We've got to slow her down, then. We cannot have our galaxy recklessly flying through space in a collision course with everything in our way. It is inconsiderate to go bumping into someone else's galaxy.

Then we would die for sure :)

Then we would die for sure. Changing a well balanced system is never a good idea ;).

Measured where?

I wonder where the speed of 965,600 km/h was measured: surely the linear velocity at the Milky Way's border must be much higher than around the center. Is this figure measured from where we stand within the galaxy?

Re: Measured Where?

The Earth's Solar System is located some 28,000 light years from the centre of the Milky Way.

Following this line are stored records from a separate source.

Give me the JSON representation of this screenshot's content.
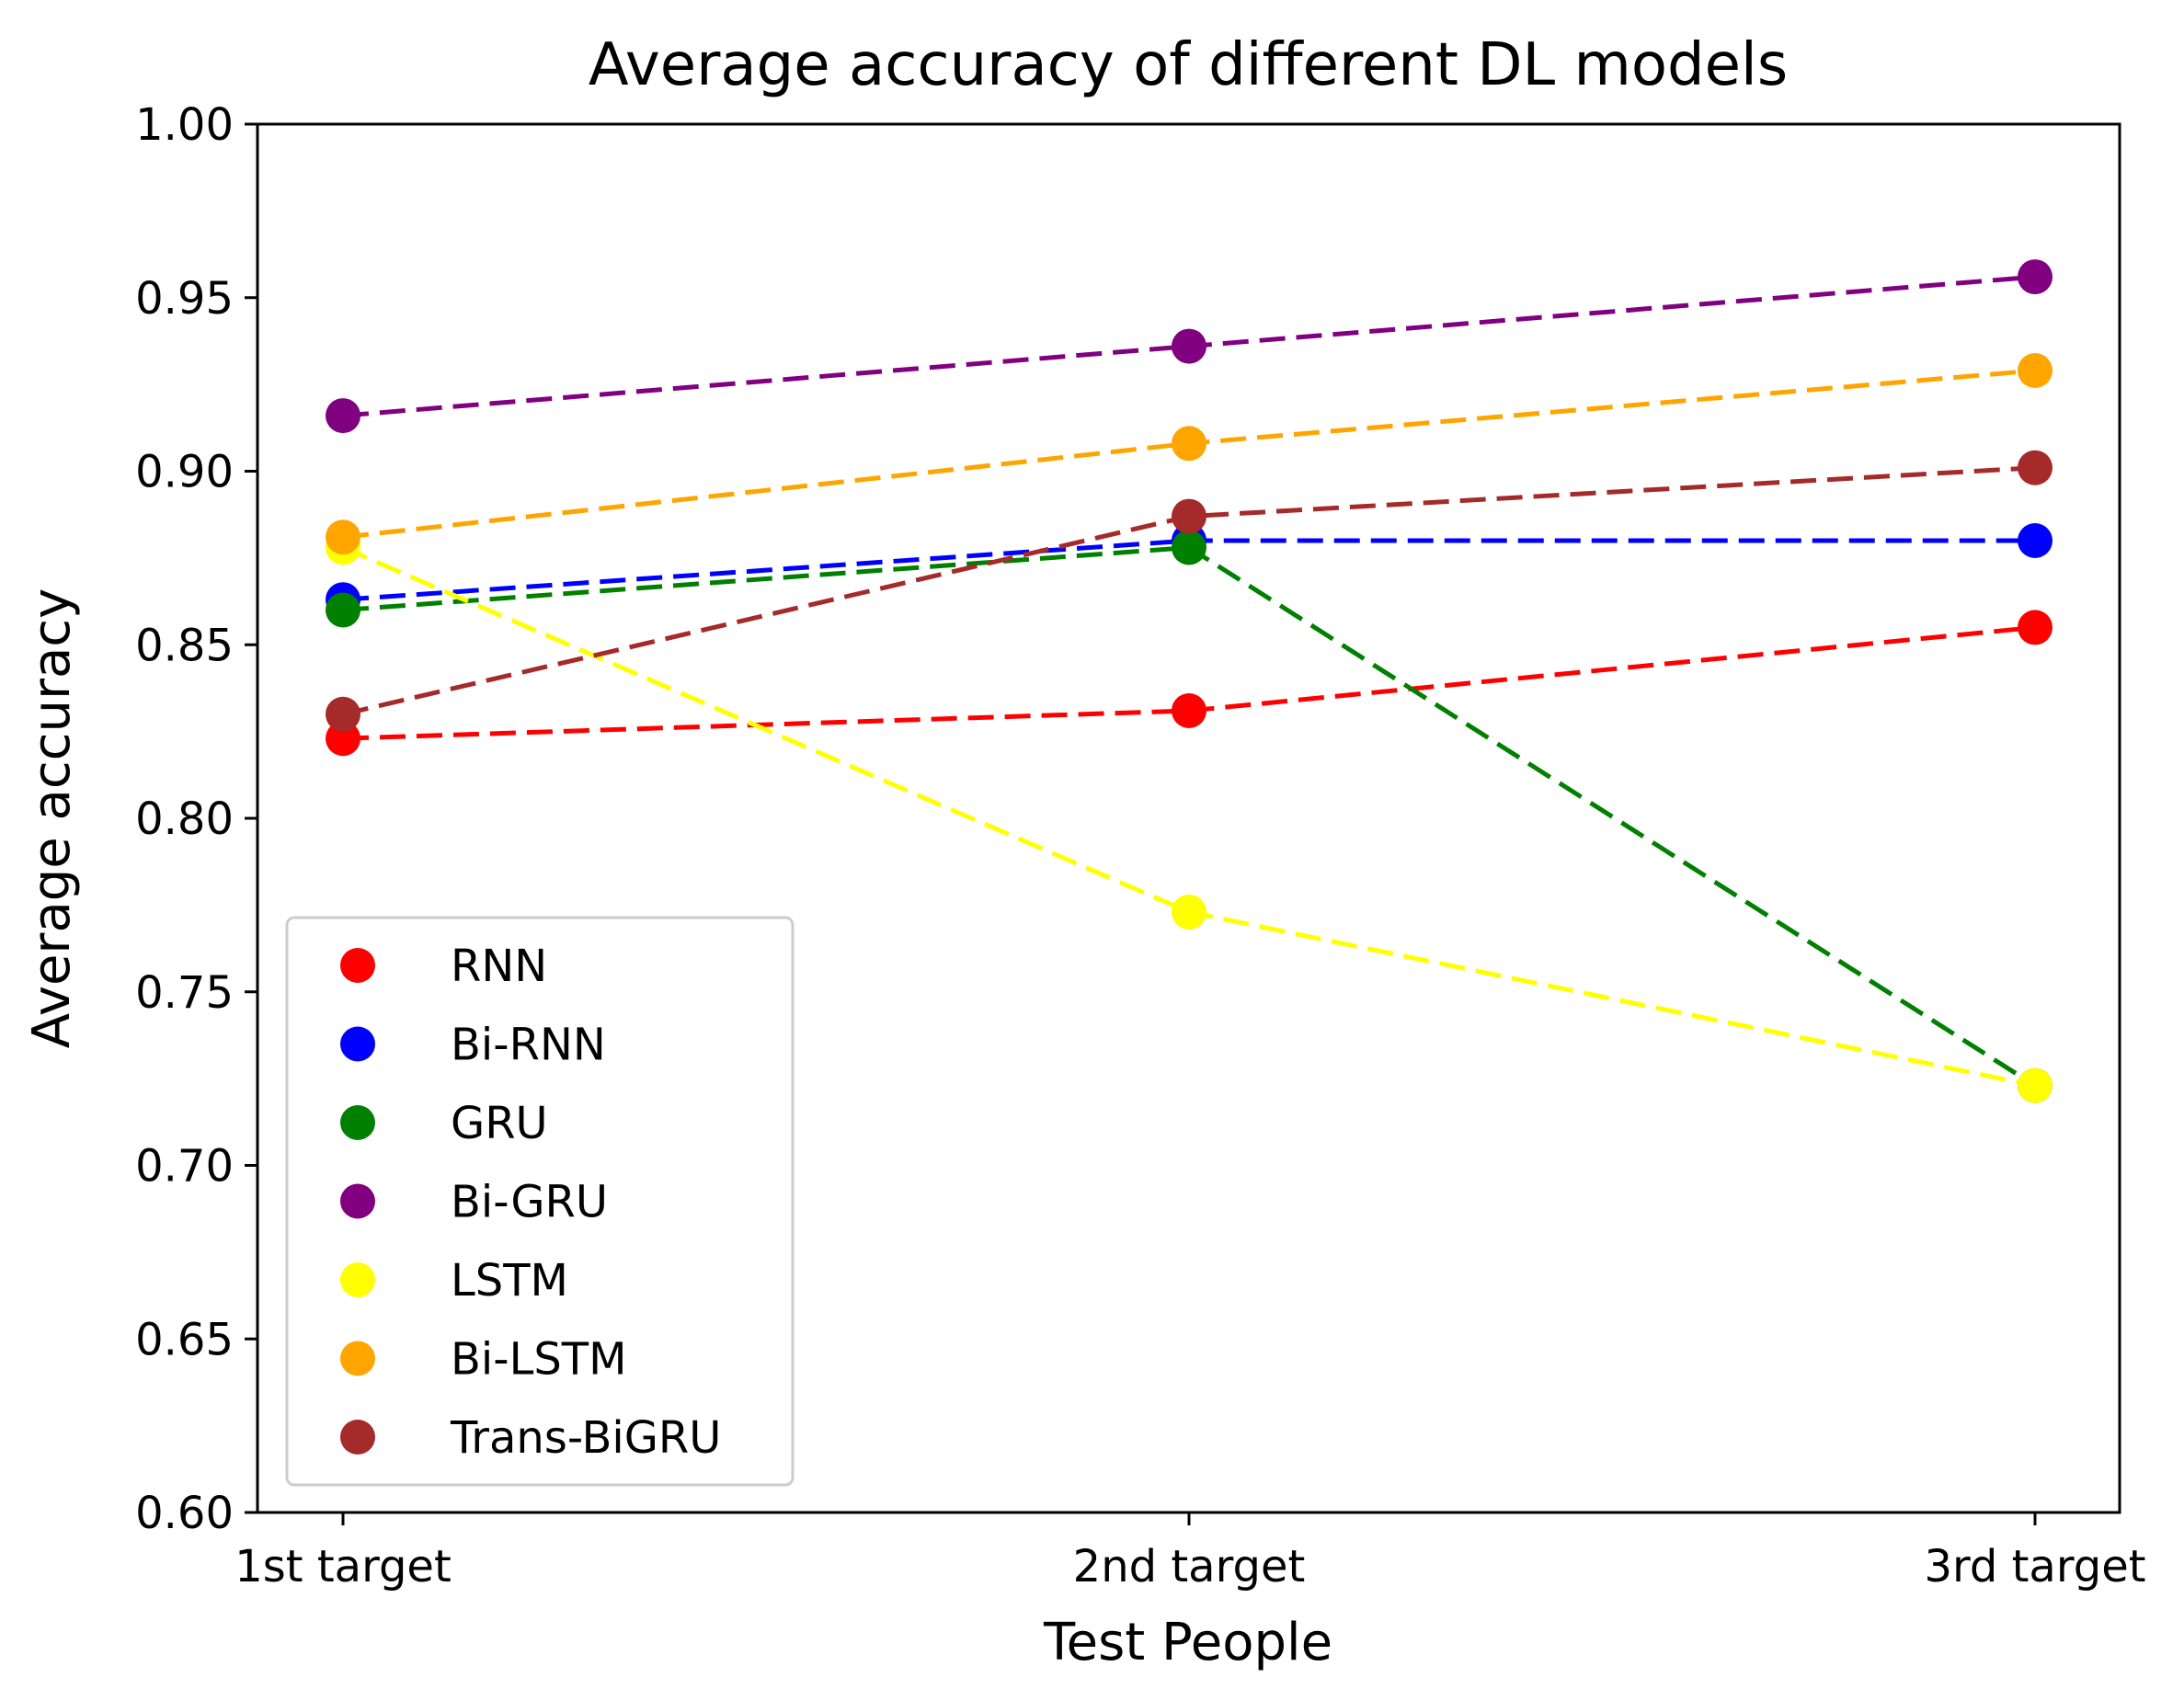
{
  "chart_data": {
    "type": "line",
    "title": "Average accuracy of different DL models",
    "xlabel": "Test People",
    "ylabel": "Average accuracy",
    "categories": [
      "1st target",
      "2nd target",
      "3rd target"
    ],
    "ylim": [
      0.6,
      1.0
    ],
    "yticks": [
      "0.60",
      "0.65",
      "0.70",
      "0.75",
      "0.80",
      "0.85",
      "0.90",
      "0.95",
      "1.00"
    ],
    "grid": false,
    "legend_position": "lower-left",
    "series": [
      {
        "name": "RNN",
        "color": "#ff0000",
        "values": [
          0.823,
          0.831,
          0.855
        ]
      },
      {
        "name": "Bi-RNN",
        "color": "#0000ff",
        "values": [
          0.863,
          0.88,
          0.88
        ]
      },
      {
        "name": "GRU",
        "color": "#008000",
        "values": [
          0.86,
          0.878,
          0.723
        ]
      },
      {
        "name": "Bi-GRU",
        "color": "#800080",
        "values": [
          0.916,
          0.936,
          0.956
        ]
      },
      {
        "name": "LSTM",
        "color": "#ffff00",
        "values": [
          0.878,
          0.773,
          0.723
        ]
      },
      {
        "name": "Bi-LSTM",
        "color": "#ffa500",
        "values": [
          0.881,
          0.908,
          0.929
        ]
      },
      {
        "name": "Trans-BiGRU",
        "color": "#a52a2a",
        "values": [
          0.83,
          0.887,
          0.901
        ]
      }
    ]
  }
}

At that distance, the new measurements show that the galaxy is rotating at a speed of 965,600 km/h (emphasis mine).

Good point though, the linear velocity does increase with distance from the center.

RE: Measured where

Indeed the linear velocity is substantially higher at the border. If you read the article, it states that the rotational speed measured is that of the Earth itself.

No border velocity is

No border velocity is actually lower than around the center. as you get closer everything speeds up because of super massive Black Hole. it is like an engine rotating spiral arms of the galaxy. And because inner speeds are higher then outer thats why arms form spirals. they get twisted.

Galactic rotational velocity is largely independent of radius

The gravity well of the solar system is not the same shape as the gravity well of the galaxy. Cosmologists discovered that the rotational speed of the Milky Way is fairly constant (approx 200km/s) from 3KLY out to 45KLY from the galactic center. This apparent violation of Kepler's law is one reason why cosmologists theorize that there is far more dark matter than ordinary matter in spiral galaxies. Since the outer regions are traveling almost the same speed as the inner regions it causes a lagging effect on the arms creating the spiral formation. If the outer regions were following Keplers law, the spiral would be wound so tightly that there would be no arms visible. Here is a reference site http://www.aoc.nrao.edu/~smyers/courses/astro12/L21.html

Measured where?

I wonder where the speed of 965,600 km/h was measured: surely the linear velocity at the Milky Way's border must be much higher than around the center. Is this figure measured from where we stand within the galaxy?

One of the wonderful mysteries of Galactic Physics

"surely the linear velocity at the Milky Way's border must be much higher than around the center. "

This is one of those hit your head and say "how could this be" things, but at the galactic level (Milky Way for example), galaxies rotate at the same speed at their outer edges as they do in their center. Totally defies newtonion physics (and totaly different from solar systems) and nobody knows for sure why this is (one of the reasons for all the talk of "dark matter").

Its a wonderful Universe out there and its shocking sometimes how little we understand it.

angular motion

so does this mean that the angular velocity decreases as 1/r? If so this would imply an infinite angular velocity at the centre(unphysical) and surely this would also result in quite notable movement of the stars in the sky, were as I cannot remember Orion's belt (the only easily discernable object in the light polluted skies of a modern city) moving from somewhere just west of south here in north east England in the early evening.